The authors provide a very useful description of the history and theory behind neighbourhood watch; they also discuss the programme elements (mechanisms) and the likely moderators. The synthesis comprises a narrative review (19 studies covering 43 evaluations) and a meta-analysis (12 studies covering 19 evaluations) and includes a detailed synopsis of each study. However, despite best efforts, there were insufficient data reported in the original primary studies to enable the authors to identify why neighbourhood watch is associated with a reduction in crime. Whilst the authors had proposed a theory base to the intervention, the studies did not provide information on mechanisms, and the authors reported that it was difficult to say why these schemes might work.

This difficulty makes it even harder for policy makers and/or local agencies to assess whether such schemes might be relevant and impactful in their local areas. In this example, the review authors were keen to identify mechanisms, moderators and implementation issues and would have reported these; however, the primary studies did not include sufficient information to provide a real understanding of why this policy might work ‘here and in this place’.


This paper has demonstrated the necessity for primary researchers, systematic review authors, and policy advisors to take a broader look at evidence. Standards of evidence have been improving and the appropriate use of experimentation to mitigate the risk of bias is a welcome addition to the portfolio of methods available. However, simply reporting on the effectiveness of a programme is of limited value to policy makers and practitioners. The case studies have shown that high-quality analysis on the part of systematic reviewers and modellers is hampered by primary research, which is narrow in scope and often poorly reported. We would encourage all those dedicated to improving the quality of research to also look at improving the relevance of research to policy makers and local agencies in other jurisdictions who are looking to translate learning from one context to another (see also Laycock 2014).

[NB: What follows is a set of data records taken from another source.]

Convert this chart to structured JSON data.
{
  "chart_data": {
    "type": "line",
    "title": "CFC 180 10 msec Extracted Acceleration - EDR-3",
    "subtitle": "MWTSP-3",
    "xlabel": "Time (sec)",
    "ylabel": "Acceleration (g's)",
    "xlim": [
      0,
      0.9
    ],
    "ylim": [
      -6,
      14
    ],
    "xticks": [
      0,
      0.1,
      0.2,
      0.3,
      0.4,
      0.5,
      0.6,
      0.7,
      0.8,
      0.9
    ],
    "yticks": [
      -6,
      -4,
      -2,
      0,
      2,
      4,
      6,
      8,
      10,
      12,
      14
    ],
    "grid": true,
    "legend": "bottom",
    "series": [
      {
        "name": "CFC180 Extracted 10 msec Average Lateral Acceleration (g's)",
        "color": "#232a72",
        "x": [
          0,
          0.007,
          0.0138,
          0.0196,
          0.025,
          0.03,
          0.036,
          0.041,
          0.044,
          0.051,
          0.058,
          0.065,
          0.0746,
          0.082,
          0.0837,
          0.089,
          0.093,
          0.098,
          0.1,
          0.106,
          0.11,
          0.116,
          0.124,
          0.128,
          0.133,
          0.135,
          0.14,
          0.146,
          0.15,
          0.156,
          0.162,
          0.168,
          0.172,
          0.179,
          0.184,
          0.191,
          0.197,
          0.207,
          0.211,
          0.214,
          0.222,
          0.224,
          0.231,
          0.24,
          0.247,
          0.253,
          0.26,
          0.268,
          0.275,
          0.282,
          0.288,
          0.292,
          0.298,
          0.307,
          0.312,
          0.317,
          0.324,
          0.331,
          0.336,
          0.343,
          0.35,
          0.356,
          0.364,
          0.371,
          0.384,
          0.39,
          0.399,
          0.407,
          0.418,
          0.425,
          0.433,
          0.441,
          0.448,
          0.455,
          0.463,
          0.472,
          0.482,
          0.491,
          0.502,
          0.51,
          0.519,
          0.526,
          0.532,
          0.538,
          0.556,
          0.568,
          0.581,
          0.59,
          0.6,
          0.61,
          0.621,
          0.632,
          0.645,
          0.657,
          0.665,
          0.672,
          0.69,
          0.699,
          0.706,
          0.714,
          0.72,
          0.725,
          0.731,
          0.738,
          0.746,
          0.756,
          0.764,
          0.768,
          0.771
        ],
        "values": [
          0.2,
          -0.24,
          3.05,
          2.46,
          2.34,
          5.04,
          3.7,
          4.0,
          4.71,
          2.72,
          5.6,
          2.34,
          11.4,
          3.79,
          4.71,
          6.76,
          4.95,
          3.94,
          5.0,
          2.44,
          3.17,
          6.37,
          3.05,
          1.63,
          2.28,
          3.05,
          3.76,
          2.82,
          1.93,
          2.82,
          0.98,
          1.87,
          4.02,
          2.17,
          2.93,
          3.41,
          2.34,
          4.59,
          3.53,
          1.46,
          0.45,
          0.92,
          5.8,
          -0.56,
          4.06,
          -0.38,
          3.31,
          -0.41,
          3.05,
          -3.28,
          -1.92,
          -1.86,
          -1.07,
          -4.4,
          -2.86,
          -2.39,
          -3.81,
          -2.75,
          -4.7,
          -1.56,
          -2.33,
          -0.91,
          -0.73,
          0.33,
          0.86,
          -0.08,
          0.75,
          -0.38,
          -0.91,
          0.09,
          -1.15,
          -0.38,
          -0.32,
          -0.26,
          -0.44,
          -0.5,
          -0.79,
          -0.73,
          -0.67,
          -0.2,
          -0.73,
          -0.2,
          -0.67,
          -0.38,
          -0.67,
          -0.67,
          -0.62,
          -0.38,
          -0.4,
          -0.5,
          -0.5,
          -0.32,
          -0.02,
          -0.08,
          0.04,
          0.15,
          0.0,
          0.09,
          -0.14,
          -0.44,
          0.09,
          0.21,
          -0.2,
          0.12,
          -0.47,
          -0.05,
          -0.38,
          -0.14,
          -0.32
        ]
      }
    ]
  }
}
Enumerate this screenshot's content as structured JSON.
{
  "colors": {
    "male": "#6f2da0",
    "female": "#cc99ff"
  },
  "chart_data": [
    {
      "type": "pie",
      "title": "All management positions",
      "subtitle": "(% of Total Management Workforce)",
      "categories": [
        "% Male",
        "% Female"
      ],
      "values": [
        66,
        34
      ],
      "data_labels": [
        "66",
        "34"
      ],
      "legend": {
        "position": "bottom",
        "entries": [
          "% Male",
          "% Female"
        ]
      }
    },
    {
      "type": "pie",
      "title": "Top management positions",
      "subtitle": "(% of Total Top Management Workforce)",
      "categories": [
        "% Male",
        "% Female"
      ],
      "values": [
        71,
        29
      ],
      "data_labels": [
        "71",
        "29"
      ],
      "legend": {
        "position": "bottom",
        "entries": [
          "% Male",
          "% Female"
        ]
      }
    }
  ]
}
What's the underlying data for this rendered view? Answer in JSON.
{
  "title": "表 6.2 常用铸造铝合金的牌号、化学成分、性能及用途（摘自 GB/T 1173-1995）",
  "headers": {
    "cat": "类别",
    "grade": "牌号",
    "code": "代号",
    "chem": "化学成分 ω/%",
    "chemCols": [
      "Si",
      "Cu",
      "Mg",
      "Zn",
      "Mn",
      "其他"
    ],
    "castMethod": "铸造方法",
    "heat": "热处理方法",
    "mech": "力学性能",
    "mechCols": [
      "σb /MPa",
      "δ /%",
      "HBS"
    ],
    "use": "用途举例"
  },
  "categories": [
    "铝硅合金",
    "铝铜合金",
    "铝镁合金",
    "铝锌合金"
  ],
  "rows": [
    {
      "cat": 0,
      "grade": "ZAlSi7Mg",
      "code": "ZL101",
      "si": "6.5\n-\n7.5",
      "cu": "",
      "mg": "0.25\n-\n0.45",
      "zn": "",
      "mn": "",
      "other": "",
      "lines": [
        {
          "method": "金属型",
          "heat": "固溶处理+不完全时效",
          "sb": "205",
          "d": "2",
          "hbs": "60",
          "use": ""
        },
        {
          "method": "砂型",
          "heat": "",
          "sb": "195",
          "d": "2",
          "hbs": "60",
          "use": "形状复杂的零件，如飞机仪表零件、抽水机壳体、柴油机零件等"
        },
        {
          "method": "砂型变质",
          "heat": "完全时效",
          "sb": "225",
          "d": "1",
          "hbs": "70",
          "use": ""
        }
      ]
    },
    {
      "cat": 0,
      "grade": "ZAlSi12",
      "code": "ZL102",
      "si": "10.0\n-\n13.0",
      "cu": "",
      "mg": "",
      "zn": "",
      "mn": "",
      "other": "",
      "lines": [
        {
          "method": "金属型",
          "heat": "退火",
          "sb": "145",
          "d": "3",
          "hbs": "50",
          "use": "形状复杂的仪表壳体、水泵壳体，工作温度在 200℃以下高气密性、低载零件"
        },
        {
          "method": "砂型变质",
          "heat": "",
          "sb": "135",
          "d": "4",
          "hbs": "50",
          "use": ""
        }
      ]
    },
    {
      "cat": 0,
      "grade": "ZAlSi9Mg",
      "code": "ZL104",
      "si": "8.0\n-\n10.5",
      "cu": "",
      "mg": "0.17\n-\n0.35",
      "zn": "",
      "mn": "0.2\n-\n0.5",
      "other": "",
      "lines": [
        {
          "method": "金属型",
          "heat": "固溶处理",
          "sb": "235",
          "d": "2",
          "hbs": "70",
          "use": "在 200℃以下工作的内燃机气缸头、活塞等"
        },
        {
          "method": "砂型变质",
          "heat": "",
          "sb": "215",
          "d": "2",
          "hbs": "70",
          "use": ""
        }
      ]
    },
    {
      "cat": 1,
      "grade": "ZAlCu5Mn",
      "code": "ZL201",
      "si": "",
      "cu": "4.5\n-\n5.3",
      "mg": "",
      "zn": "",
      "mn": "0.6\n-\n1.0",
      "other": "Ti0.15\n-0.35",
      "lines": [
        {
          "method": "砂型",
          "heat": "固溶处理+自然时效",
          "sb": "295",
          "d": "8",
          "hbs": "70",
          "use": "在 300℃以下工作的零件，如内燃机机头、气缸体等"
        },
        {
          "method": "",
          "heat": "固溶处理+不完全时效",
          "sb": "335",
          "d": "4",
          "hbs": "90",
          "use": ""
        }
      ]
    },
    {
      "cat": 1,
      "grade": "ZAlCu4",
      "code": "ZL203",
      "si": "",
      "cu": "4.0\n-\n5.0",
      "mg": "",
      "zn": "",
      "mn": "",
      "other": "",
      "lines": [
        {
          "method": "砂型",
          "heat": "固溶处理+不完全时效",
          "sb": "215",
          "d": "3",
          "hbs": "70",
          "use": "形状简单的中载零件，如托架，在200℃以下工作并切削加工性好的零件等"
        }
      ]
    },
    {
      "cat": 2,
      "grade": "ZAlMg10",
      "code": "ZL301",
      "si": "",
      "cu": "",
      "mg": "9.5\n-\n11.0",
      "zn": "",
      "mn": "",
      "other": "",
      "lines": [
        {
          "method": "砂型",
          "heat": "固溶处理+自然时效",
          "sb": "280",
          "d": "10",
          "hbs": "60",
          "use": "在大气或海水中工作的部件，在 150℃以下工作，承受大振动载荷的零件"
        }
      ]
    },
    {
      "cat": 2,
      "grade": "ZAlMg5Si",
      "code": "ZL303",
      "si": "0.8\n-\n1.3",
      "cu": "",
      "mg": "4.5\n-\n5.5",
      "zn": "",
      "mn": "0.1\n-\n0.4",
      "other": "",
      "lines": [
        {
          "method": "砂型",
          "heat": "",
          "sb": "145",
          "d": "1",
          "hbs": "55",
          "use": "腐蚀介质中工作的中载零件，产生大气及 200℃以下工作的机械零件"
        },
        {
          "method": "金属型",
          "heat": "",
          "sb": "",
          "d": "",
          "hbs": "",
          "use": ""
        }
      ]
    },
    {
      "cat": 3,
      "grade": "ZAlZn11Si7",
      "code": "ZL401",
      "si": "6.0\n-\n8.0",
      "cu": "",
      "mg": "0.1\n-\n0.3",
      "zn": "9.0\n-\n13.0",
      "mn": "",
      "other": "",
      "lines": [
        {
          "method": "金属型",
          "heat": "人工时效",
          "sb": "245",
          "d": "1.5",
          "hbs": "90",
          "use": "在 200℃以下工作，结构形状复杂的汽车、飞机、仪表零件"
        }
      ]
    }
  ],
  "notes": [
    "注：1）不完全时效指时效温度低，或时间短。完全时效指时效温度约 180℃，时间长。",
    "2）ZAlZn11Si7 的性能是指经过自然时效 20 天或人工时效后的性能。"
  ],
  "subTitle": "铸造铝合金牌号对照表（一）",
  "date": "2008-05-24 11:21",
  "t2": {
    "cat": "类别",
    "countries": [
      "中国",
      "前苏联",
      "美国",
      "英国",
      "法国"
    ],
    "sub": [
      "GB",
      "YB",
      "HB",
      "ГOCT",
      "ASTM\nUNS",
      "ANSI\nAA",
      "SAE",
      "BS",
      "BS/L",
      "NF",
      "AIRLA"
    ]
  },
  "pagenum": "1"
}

We have referenced the EMMIE framework developed by the WWCCR as one potential tool that could be used by researchers and systematic reviewers to report their findings. In this way, policy makers and practitioners can interpret the evidence more effectively and can use research outputs to inform local jurisdiction-specific decisions. But the input to EMMIE is only as good as the research on which it draws. This primary research needs to go beyond assessments of effect size and take greater account of mechanisms and contexts.

We should stress that we are not expecting any one study to come to a definitive conclusion on all elements of EMMIE, but rather we wish to make the point that, if researchers continue with business as usual and focus on effect size to the exclusion of other highly relevant elements of effective practice, then we never will be in a more informed position. We are looking for a contribution from primary research to the incremental improvement of evidence in policy and practice on the basis of a large number of well-specified and diverse studies.

We would also encourage primary researchers to record detailed information about implementation issues, resources and costs; however, the use of economic analysis to assess the costs and benefits needs to be undertaken in context and, whilst decision models are a very useful tool for policy analysis, they are rarely generalizable.